Dave Trecker
Committee Chair

The 2020 legislative session is now history, and Florida has a record-setting $92.2 billion budget in place for fiscal 2020-21.

The coronavirus didn’t influence much of the lawmaking, but it did influence the budget, as Governor DeSantis struggled to provide needed funding while taking into account revenue shortfalls caused by the pandemic.

The 2020 legislature passed over 200 bills and, at this writing, the governor has signed 177 of them. As always, much of the legislation was directed to local matters and non-controversial issues. But many of the bills had far-reaching implications. Here is one person’s list (with my own prejudices) of some of the most consequential, both good and bad.

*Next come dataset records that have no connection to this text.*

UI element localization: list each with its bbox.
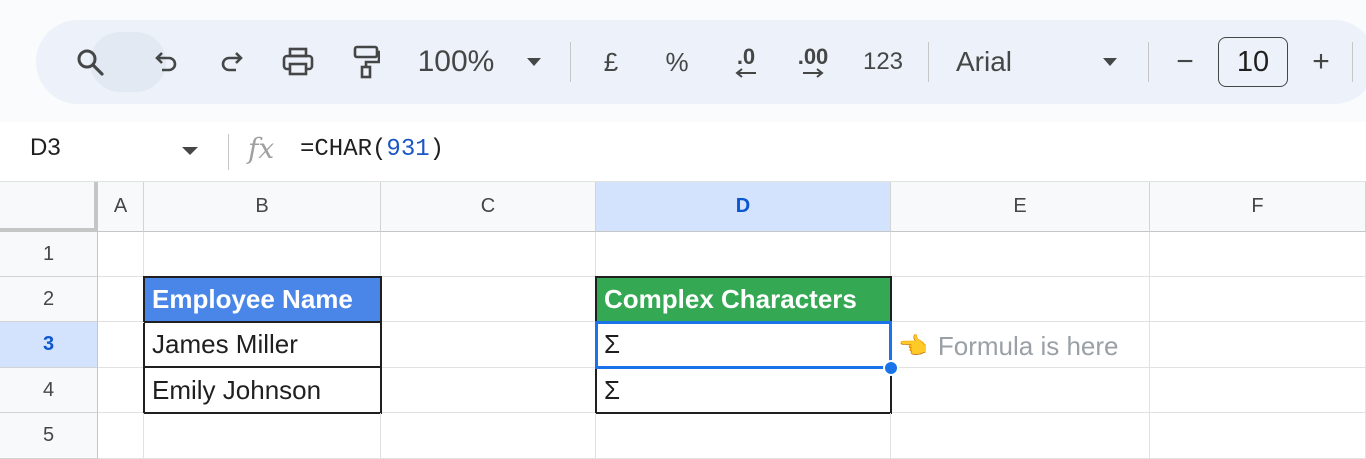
cell-a4[interactable]: [98, 368, 144, 413]
cell-c4[interactable]: [382, 368, 596, 413]
cell-f4[interactable]: [1150, 368, 1366, 413]
more-formats-button[interactable]: 123: [858, 20, 908, 104]
formula-input[interactable]: =CHAR(931): [300, 136, 444, 163]
toolbar-area: 100% £ % .0 .00 123 Arial − 10 +: [0, 0, 1366, 122]
spreadsheet-grid: A B C D E F 1 2 3 4 5 Employee Name Comp…: [0, 182, 1366, 459]
cell-e1[interactable]: [891, 232, 1150, 277]
cell-f2[interactable]: [1150, 277, 1366, 322]
cell-e4[interactable]: [892, 368, 1150, 413]
cell-a3[interactable]: [98, 322, 144, 368]
annotation-text: Formula is here: [937, 330, 1119, 361]
fx-icon: fx: [248, 132, 275, 165]
row-header-3[interactable]: 3: [0, 322, 98, 368]
increase-font-size-button[interactable]: +: [1306, 20, 1336, 104]
fill-handle[interactable]: [883, 360, 899, 376]
cell-c2[interactable]: [382, 277, 596, 322]
cell-b4[interactable]: Emily Johnson: [143, 368, 382, 414]
toolbar-divider: [1352, 42, 1353, 82]
row-header-1[interactable]: 1: [0, 232, 98, 277]
cell-c3[interactable]: [382, 322, 596, 368]
cell-d5[interactable]: [596, 413, 891, 459]
name-box-chevron-down-icon[interactable]: [182, 147, 198, 155]
cell-a2[interactable]: [98, 277, 144, 322]
select-all-corner[interactable]: [0, 182, 98, 232]
decrease-decimals-button[interactable]: .0: [726, 20, 766, 104]
toolbar-divider: [928, 42, 929, 82]
cell-f5[interactable]: [1150, 413, 1366, 459]
print-icon[interactable]: [278, 20, 318, 104]
toolbar-divider: [1148, 42, 1149, 82]
percent-format-button[interactable]: %: [662, 20, 692, 104]
name-box[interactable]: D3: [30, 134, 61, 162]
undo-icon[interactable]: [146, 20, 186, 104]
toolbar-divider: [570, 42, 571, 82]
pointing-hand-icon: 👈: [898, 332, 928, 360]
font-select[interactable]: Arial: [956, 20, 1026, 104]
formula-bar-divider: [228, 134, 229, 170]
column-header-a[interactable]: A: [98, 182, 144, 232]
arrow-left-icon: [735, 68, 756, 78]
cell-a1[interactable]: [98, 232, 144, 277]
cell-e5[interactable]: [891, 413, 1150, 459]
row-header-2[interactable]: 2: [0, 277, 98, 322]
cell-b2[interactable]: Employee Name: [143, 276, 382, 323]
font-size-input[interactable]: 10: [1218, 37, 1288, 87]
zoom-value: 100%: [417, 45, 495, 78]
zoom-select[interactable]: 100%: [416, 20, 496, 104]
cell-e2[interactable]: [892, 277, 1150, 322]
column-header-b[interactable]: B: [144, 182, 381, 232]
cell-b3[interactable]: James Miller: [143, 323, 382, 368]
decrease-font-size-button[interactable]: −: [1170, 20, 1200, 104]
column-header-f[interactable]: F: [1150, 182, 1366, 232]
column-header-e[interactable]: E: [891, 182, 1150, 232]
cell-d1[interactable]: [596, 232, 891, 277]
font-chevron-down-icon[interactable]: [1100, 20, 1120, 104]
cell-f1[interactable]: [1150, 232, 1366, 277]
arrow-right-icon: [803, 68, 824, 78]
row-header-5[interactable]: 5: [0, 413, 98, 459]
cell-d3[interactable]: Σ: [595, 323, 892, 368]
cell-a5[interactable]: [98, 413, 144, 459]
cell-d4[interactable]: Σ: [595, 368, 892, 414]
redo-icon[interactable]: [212, 20, 252, 104]
increase-decimals-button[interactable]: .00: [790, 20, 836, 104]
row-header-4[interactable]: 4: [0, 368, 98, 413]
formula-annotation: 👈 Formula is here: [898, 328, 1119, 364]
cell-f3[interactable]: [1150, 322, 1366, 368]
zoom-chevron-down-icon[interactable]: [524, 20, 544, 104]
paint-format-icon[interactable]: [346, 20, 386, 104]
cell-b5[interactable]: [144, 413, 381, 459]
column-header-c[interactable]: C: [381, 182, 596, 232]
cell-b1[interactable]: [144, 232, 381, 277]
currency-format-button[interactable]: £: [596, 20, 626, 104]
formula-bar: D3 fx =CHAR(931): [0, 122, 1366, 182]
cell-c1[interactable]: [381, 232, 596, 277]
toolbar: 100% £ % .0 .00 123 Arial − 10 +: [36, 20, 1366, 104]
column-header-d[interactable]: D: [596, 182, 891, 232]
cell-d2[interactable]: Complex Characters: [595, 276, 892, 323]
cell-c5[interactable]: [381, 413, 596, 459]
search-icon[interactable]: [70, 20, 110, 104]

HB 1005 gives local officials additional means of processing election recounts through use of independent auditing systems, a needed reform.

HB 641 paves the way for raising teachers’ pay, a DeSantis priority.

HB 7067 increases eligibility for private-school scholarships, a huge win for school choice. This opens the door to what the Wall Street Journal calls “the biggest private-school voucher expansion in U.S. history.”

SB 172 transfers regulation of all over-the-counter drugs and cosmetics to the state, a stunning blow to home rule prompted by concerns over restricting sunscreen sales.

HB 1339 requires local government to provide incentives to offset certain costs for building affordable housing – legislation some say is a gift to developers and another blow to home rule.

SB 646 allows college athletes to make money from endorsement deals, making Florida the third state to allow collegians to do so.

SB 664 requires employers to use E-Verify or other federal citizenship verification, with exemptions for construction and farm workers. This watered-down bill does little to bar undocumented migrants.

HB 969 authorizes expanded broadband access in rural areas, a move applauded for increasing internet services and spurring economic growth.

SB 404 requires a physician to have parental consent before performing an abortion on a minor (under 18 years of age). This is an explosive social issue, likely headed to the courts.

SB 712 is an omnibus water-quality bill, the most far-reaching in decades. Among other things, it triggers rulemaking for septic tanks, mandates farmers to keep track of fertilizer use and calls for state inspection of farms every two years.

High-profile legislation that didn’t make the cut includes gun control, vacation rentals, CBD regulation, mental health and fracking.

Passing bills is one part of the process. The other part is funding. You need money to make things happen. And $92.2 billion is a lot of taxpayer money. There is every reason to believe it will be spent wisely.

Governor DeSantis kept his promise to boost education and the environment by keeping intact $500 million for teacher raises and $625 for water projects. Another $100 million was allocated for purchasing conservation land. State employees got a long-awaited 3% wage increase. A particularly good move was increasing the reserve to $6.3 billion, a buffer against troubles ahead.

Some of those troubles are already here. To offset plunging revenues caused by the pandemic, the governor trimmed $1 billion from the original $93.2 billion budget. The cuts mostly affected local projects – roads, water treatment, the arts. Affordable housing took a hit, as did capital outlays for state schools. The Naples area saw over $2 million in state funding disappear.

And it may not be over. A continuing drop in revenues could prompt further cuts in state and local programs.

It’s been a rough year for Governor DeSantis and our legislators, but they’ve done a terrific job in difficult times. We owe them our thanks.